Je pense d’abord à la cause Mahé. Un parent franco-albertain ose se lever contre le gouvernement provincial dans les années 1980. Les différentes associations de parents francophones le fustigent pour oser se dresser contre l’establishment scolaire et contre le gouvernement albertain. Plusieurs craignent un mouvement de ressac de la majorité anglophone albertaine pas très ouverte à la francophonie en général. Qu’à cela ne tienne, M. Mahé persévère afin d’assurer une éducation de qualité en français à ses enfants. Non seulement il obtiendra gain de cause en 1990, mais le jugement Mahé est aujourd’hui considéré comme la pierre d’assise de tout le droit scolaire encadrant l’instruction dans la langue de la minorité au Canada.
Un peu plus près de nous, je pense à la poursuite sur les services en français entamé au début du 21e siècle contre le gouvernement des TNO. Là aussi un mouvement informel de contestation s’est formé au sein de la francophonie pour protester contre la poursuite.
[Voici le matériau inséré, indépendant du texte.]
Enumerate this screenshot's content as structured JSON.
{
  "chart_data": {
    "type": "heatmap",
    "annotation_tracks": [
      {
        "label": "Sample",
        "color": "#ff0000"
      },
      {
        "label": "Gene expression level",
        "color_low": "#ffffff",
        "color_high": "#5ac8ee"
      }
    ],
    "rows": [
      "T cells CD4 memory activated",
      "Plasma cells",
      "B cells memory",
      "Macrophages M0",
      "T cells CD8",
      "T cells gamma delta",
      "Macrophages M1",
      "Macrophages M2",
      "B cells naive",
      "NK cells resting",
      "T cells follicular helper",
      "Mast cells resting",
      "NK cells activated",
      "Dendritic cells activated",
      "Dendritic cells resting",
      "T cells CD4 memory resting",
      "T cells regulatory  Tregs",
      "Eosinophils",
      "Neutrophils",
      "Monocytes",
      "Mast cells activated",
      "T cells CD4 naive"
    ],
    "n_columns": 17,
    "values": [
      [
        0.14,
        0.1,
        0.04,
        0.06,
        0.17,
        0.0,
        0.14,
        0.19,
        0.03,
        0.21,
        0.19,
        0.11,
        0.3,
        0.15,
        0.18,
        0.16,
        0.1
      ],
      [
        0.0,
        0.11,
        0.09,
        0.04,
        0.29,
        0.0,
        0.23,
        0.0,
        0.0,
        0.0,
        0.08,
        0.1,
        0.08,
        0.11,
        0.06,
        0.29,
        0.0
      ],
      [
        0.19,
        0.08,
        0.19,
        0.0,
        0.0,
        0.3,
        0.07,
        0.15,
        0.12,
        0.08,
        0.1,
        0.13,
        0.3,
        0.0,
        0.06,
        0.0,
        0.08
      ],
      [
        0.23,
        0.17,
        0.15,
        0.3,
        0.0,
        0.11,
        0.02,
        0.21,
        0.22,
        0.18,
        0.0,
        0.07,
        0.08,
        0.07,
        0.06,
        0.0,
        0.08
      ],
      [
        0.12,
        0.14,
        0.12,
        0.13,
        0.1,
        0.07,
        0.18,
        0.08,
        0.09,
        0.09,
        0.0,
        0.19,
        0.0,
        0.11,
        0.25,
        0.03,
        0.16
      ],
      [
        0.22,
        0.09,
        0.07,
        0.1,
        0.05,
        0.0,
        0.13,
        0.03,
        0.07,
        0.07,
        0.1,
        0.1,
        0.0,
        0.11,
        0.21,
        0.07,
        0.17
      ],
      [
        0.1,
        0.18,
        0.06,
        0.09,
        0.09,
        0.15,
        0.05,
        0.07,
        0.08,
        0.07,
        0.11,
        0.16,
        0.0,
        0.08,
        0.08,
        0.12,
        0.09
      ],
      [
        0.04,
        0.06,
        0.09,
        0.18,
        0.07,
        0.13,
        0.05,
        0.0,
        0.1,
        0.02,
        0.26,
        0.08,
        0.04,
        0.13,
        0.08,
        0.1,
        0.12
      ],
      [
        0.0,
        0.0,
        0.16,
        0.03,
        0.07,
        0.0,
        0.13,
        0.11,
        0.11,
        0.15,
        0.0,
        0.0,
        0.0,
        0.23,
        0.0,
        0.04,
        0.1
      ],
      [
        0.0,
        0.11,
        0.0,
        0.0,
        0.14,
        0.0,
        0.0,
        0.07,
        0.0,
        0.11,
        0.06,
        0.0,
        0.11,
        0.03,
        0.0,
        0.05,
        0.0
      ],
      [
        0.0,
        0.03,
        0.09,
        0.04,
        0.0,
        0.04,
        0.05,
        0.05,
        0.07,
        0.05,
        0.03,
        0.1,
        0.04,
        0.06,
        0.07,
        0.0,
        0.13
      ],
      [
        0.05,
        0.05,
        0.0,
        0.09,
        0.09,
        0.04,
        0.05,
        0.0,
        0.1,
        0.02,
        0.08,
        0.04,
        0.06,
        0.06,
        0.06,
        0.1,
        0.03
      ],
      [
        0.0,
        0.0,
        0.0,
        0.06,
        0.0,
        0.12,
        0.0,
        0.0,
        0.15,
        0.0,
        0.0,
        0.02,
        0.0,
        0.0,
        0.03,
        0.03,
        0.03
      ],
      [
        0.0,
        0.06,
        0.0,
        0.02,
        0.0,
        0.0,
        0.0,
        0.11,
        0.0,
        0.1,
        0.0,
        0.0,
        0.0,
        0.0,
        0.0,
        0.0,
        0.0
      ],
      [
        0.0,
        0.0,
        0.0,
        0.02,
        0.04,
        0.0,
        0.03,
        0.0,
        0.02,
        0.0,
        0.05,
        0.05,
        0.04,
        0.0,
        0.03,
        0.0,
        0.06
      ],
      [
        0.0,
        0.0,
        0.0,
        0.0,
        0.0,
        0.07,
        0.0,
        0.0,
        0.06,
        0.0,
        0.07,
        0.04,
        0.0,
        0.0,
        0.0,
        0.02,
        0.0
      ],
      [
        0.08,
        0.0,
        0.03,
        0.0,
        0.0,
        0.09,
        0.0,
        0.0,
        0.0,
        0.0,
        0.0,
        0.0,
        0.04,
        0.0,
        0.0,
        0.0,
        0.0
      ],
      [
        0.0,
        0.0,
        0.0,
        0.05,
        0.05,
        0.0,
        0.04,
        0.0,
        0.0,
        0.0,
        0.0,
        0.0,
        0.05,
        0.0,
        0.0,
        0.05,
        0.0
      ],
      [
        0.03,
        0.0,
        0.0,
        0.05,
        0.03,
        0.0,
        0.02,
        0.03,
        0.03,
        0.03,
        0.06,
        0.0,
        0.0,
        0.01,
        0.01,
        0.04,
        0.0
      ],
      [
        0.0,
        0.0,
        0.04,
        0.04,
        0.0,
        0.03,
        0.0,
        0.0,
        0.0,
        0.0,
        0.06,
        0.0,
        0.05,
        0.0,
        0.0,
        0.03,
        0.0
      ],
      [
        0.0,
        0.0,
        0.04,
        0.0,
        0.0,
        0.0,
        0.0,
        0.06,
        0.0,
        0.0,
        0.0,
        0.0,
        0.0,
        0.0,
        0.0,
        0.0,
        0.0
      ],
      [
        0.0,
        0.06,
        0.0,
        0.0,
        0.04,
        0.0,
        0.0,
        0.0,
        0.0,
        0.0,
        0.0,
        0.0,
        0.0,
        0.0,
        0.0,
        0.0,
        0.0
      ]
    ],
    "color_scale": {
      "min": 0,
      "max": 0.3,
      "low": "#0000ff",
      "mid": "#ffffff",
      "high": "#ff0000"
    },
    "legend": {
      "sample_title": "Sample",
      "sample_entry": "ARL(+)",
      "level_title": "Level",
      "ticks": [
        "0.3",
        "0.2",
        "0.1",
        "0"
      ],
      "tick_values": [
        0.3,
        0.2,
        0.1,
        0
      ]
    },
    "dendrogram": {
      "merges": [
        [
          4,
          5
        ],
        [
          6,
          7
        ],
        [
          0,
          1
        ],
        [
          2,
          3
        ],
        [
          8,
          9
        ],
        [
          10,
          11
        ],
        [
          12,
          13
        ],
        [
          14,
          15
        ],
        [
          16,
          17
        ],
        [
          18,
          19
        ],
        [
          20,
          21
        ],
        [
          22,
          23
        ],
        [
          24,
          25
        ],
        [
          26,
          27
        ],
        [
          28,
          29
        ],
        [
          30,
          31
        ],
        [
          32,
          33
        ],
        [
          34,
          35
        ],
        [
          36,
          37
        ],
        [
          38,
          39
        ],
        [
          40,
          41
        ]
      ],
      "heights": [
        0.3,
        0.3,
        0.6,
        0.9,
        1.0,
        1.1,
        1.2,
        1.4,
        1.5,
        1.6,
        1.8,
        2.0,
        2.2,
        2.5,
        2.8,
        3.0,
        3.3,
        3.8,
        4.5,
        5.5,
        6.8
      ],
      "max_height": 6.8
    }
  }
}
Quelques années plus tard, après deux jugements, les tribunaux ont confirmé les manquements du gouvernement en matière de prestation de services en français. Désormais, la francophonie n’a plus à attendre le bon vouloir du gouvernement pour revendiquer des services car elle peut s’appuyer sur ces jugements.
Dans une situation très voisine de celle du Nunavut, des parents francophones et la Commission scolaire francophone ont poursuivi le gouvernement local pour des raisons similaires à celles soulevées par la commission du Nunavut. Ici cependant, la très grande majorité des parents francophones étaient en accord avec la poursuite. Il semble que le bien-être de leurs enfants passe avant tout. Le processus judiciaire n’est toujours pas terminé.
Ne demeurant pas au Nunavut, il m’est impossible de savoir qu’elles sont les raisons derrière la contestation de la légitimité de la commission scolaire. Est-ce un groupe de parents qui ont peur de la réaction du gouvernement du Nunavut et qui se servent de leurs critiques de la commission pour faire dérailler la cause? Est-ce un groupe de parents réellement désillusionnés face au comportement de la commission scolaire? Est-ce un groupe de fonctionnaires du Nunavut qui font du boulot de sape d’une organisation francophone pour leurs propres intérêts personnels? Est-ce un mélange de toutes ces raisons? Je n’en ai aucune idée. Mais ces questions doivent être posées pour mieux comprendre la situation quant on la compare aux autres situations similaires du passé.